Danville, KY -- (ReleaseWire) -- 11/13/2019 -- Business consultant, Josh Tarter recently spoke about a little known fact - most people say they aren't happy at work. In fact, now there's a number to quantify that. According to Gallup's "State of the Global Workplace" survey, 85% of employees aren't happy at work. As a manager and mentor to employees, I've picked up a few tips and tricks to create a productive, happy workforce. The hope is, they help keep employees out of the unsatisfied majority.
Keep Employees Invested by Investing in Them
Health, dental and vision insurance affect not only employees but their families. Give employees decent benefits and they will give more at work. Though they cost a bit more, several other programs help build loyalty, such as:
- Paid sick/vacation time
- Tuition assistance
- Flex-time and/or remote work opportunities
Everyone loves free stuff, so spring for freebies that keep employees in the office and fuel their brains, such as:
- Free Keurig coffee
- Healthy snacks in the break room
- Free lunch or dinner during month-end closing or other crunch periods
The bottom line is, the more business owners invest in their employees, the happier they'll be and the more productive their workplace will be.

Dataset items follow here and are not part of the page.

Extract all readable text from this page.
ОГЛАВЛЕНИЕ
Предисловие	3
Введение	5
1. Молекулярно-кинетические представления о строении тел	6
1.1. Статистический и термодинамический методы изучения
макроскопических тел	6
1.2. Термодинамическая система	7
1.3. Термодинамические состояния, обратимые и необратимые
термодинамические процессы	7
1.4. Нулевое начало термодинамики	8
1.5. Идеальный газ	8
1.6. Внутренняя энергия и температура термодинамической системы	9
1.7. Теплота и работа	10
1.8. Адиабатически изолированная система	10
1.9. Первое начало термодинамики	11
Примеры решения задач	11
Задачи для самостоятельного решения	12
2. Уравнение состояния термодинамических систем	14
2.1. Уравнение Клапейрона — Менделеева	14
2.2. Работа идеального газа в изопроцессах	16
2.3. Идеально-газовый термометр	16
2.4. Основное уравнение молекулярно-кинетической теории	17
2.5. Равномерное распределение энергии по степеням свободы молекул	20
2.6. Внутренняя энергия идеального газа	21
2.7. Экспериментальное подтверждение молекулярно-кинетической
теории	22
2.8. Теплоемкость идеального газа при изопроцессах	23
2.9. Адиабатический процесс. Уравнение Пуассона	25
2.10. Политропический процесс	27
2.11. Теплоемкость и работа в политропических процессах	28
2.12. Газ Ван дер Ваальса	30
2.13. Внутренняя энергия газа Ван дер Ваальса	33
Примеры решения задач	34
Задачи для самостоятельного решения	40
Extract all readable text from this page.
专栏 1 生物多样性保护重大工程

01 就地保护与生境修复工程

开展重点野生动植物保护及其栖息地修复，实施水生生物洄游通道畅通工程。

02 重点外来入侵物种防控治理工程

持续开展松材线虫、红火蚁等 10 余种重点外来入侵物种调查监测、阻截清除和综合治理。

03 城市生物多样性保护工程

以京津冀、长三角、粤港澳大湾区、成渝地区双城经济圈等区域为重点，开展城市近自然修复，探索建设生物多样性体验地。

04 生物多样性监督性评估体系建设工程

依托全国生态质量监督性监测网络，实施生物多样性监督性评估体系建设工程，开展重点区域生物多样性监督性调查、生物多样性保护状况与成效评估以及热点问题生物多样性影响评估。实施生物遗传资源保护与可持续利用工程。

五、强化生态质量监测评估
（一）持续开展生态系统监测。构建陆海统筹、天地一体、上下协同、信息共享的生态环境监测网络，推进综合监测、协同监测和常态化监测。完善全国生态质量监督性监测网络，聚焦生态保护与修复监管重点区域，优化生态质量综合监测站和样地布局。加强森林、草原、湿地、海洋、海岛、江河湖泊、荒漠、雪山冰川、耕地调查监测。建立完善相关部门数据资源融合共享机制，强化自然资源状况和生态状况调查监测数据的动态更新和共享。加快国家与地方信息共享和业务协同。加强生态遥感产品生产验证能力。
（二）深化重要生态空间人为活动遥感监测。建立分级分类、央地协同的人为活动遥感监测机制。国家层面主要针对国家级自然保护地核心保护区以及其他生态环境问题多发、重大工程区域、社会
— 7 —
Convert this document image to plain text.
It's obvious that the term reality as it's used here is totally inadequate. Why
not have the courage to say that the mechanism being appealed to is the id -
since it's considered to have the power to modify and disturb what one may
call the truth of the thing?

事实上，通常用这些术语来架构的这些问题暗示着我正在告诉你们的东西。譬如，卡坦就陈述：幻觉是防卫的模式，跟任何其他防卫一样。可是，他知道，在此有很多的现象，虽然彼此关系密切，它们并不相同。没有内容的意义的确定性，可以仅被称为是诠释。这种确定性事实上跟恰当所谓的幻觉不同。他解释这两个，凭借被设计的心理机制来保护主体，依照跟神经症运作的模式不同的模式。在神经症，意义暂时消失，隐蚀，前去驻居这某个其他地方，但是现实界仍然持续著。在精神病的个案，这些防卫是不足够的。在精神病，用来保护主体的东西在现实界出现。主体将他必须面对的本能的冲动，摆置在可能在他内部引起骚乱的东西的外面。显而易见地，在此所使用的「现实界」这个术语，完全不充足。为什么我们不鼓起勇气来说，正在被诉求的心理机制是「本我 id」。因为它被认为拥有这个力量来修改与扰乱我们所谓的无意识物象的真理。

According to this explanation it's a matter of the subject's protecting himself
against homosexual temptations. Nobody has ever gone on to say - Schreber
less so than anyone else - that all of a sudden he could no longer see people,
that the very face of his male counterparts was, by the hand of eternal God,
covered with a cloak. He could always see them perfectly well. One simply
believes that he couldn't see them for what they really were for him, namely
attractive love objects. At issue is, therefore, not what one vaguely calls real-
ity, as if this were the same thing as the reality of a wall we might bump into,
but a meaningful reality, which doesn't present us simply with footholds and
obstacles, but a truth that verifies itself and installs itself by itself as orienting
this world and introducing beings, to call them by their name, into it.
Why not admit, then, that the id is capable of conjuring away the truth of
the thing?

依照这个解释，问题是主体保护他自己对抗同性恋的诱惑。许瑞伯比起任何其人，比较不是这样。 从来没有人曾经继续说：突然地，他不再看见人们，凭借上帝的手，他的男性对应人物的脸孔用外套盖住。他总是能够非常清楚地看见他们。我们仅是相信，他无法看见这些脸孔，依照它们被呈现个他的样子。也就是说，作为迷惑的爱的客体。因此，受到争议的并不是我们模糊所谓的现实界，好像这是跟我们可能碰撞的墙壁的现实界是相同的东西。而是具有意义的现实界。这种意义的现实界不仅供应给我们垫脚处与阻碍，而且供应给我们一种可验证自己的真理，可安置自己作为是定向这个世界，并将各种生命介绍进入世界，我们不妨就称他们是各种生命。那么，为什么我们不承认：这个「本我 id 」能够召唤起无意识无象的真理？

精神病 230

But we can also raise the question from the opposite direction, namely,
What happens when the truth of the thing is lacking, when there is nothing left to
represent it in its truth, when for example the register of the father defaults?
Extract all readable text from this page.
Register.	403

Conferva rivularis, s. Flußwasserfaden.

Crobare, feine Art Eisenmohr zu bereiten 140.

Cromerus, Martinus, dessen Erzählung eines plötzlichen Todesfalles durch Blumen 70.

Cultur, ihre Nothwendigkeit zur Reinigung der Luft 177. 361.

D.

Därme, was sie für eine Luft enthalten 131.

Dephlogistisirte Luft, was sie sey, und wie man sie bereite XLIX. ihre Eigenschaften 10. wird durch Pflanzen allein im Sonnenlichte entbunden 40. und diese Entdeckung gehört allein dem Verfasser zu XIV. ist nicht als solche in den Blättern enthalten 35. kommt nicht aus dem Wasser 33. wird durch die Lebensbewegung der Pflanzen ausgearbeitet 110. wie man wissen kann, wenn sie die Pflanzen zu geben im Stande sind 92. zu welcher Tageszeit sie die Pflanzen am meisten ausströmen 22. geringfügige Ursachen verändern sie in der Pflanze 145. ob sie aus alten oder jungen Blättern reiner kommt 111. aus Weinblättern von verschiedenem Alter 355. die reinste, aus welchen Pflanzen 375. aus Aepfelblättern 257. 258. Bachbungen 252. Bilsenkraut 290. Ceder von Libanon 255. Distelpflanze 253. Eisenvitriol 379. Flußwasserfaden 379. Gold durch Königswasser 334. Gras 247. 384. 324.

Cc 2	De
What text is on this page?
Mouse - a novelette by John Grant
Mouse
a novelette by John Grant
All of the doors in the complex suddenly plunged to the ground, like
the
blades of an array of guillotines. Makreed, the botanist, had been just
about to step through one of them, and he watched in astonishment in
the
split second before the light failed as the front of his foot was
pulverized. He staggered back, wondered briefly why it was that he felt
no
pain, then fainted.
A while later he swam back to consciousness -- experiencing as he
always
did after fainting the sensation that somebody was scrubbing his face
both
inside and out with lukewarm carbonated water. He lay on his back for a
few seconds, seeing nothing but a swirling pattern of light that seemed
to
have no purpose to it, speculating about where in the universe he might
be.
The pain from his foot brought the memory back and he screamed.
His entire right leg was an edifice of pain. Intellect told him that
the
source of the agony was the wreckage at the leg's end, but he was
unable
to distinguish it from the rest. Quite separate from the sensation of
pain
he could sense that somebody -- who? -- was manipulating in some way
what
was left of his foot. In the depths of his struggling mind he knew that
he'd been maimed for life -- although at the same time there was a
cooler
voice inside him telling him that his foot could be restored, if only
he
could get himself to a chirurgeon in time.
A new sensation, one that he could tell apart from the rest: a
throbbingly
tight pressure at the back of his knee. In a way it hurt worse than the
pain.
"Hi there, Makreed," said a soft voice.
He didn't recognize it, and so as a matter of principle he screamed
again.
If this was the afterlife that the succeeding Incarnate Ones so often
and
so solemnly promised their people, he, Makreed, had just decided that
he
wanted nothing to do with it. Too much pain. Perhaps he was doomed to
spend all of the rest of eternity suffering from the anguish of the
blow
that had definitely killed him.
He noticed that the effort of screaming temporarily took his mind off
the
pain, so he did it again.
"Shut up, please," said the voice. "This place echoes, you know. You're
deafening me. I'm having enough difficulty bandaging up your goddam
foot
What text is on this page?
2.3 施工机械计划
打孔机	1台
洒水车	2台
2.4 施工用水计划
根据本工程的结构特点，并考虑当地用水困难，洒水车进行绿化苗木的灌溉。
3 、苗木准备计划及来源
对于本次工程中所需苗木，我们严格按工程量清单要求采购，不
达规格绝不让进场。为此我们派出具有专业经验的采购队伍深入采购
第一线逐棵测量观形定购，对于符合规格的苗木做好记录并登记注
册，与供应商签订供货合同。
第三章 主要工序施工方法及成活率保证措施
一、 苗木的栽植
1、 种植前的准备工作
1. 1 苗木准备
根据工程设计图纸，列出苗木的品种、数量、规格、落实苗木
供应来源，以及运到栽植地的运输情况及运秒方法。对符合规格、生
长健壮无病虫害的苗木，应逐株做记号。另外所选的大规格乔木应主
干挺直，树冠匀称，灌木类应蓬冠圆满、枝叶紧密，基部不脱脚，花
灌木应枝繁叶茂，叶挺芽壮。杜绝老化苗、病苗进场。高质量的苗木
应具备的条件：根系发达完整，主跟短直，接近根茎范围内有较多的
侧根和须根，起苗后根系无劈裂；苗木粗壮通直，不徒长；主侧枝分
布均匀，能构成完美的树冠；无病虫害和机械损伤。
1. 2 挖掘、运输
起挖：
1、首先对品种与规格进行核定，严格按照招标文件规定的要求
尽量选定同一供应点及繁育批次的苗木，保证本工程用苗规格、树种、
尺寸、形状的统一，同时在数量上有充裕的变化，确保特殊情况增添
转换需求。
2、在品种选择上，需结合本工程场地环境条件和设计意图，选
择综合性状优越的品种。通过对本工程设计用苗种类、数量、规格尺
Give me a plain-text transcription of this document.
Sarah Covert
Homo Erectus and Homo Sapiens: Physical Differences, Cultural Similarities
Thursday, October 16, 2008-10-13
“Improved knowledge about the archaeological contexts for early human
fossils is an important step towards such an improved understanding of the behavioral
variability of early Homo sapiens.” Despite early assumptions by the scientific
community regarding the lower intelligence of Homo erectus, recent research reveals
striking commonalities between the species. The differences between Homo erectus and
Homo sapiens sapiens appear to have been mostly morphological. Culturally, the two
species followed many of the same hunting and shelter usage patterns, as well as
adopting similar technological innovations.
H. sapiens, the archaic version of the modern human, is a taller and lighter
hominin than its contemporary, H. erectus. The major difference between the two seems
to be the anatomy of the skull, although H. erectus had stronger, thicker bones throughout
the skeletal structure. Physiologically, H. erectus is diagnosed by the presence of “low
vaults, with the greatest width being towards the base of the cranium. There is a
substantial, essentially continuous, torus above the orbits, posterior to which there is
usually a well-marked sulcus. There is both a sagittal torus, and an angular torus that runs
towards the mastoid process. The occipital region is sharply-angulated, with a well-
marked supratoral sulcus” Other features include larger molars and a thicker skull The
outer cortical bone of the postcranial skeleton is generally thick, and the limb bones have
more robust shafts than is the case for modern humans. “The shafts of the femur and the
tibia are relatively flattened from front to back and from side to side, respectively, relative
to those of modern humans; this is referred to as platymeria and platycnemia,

Integrate New Hires Quickly
Tarter, a consultant, and longtime business owner says, "Over the years, I have heard horror stories by newly employed friends left alone in an empty cubicle, waiting days or weeks for the appropriate equipment, system access and even acknowledgment from their boss or other team members. Maybe this type of treatment accounts for the fact that over half of all voluntary terminations occur within the first year. One of the main reasons cited is lack of engagement."
Tarter says, getting new employees comfortable with their responsibilities and including them in team meetings helps them feel included and gives them a sense of purpose. Here are some tips to help integrate the next new hire quickly:
- Provide a clear schedule and agenda for the first few days to help them feel productive
- Give new hires a run-down of how they will be managed and what is expected from them
- Let them know how their role contributes to the business
- Encourage questions and ask their opinion on various topics
- Provide opportunities to interact with coworkers
- Invite them to lunch
Create Work/Life Balance
"If you've created your business from scratch, you may still be "on" 24-hours a day. However, the people you hire are much more likely to stay if your business keeps predictable business hours. Some industries work around shifts that require nights and weekends. However, balance is possible for any company that's properly staffed and well-managed. Be that business," Tarter adds.
Employees are the public face of your company, so it's to a business owner's benefit to make sure they are getting enough time with their families and to sleep. Burnt out workers move on to greener pastures. On the other hand, if there is flexibility with time off and an acknowledgment that they have priorities outside of work, an employer is likely to get more out of employees while they're in the office, driving around clients, or on the retail sales floor.
This is a sticky point with a lot of business owners, especially small to midsize businesses. Nearly 90% of working Americans are stressed about their bills. Business owners want to maximize their bottom line. Minimum wage workers make about $20,000 a year, which barely pays the bills. To help employees to concentrate on the company's goals, pay them enough so that they don't have to get second jobs to support their families.
To stay competitive without giving away the farm, check out Glassdoor and other websites for accurate pay ranges based on industry, role, and location.
Some people may be content to stay in the same job for the same pay year after year. However, Tarter has found that most employees want to know what their chances of advancement are. It's easy to create a career path in the restaurant and retail industries. Employees who work hard move from the stockroom to the retail floor to assistant manager positions, or from the dish room to the hostess station to the restaurant manager's office. Business owners may have to be creative structuring positions in an office environment with low turnover and a flat organization chart, but it can be done. Give people something to work toward, and they'll stay long enough to achieve it.
What kind of culture are employees attracted to? According to Deloitte, culture is more important than leaders ever realized. People want to go to a workplace where they are accepted and like their coworkers. A clear culture is nurtured in every aspect of the business, from the people hired to the people kept, and in the example set by leaders.
There is a saying, "Your vibe attracts a like tribe." This is true. Acknowledge people's ideas, good or bad. Say, "Thank you!" and "Good morning." and solicit feedback from all levels of the organization — a business needs everyone to run a successful enterprise.
About Josh Tarter
Josh Tarter helped grow the start-up, Stateline Steel in Columbia, KY as Owner/Operator. He has since passed on the day-to-day responsibilities to focus on two new start-ups, to be announced in the coming months, while still maintaining an ownership position. As the President at Stateline Steel, Josh Tarter has combined financial and business planning with tactical execution to optimize long-term gains in performance, revenues, and profitability. He not only improved the company's efficiency, he also reduced the cost of the business' operation.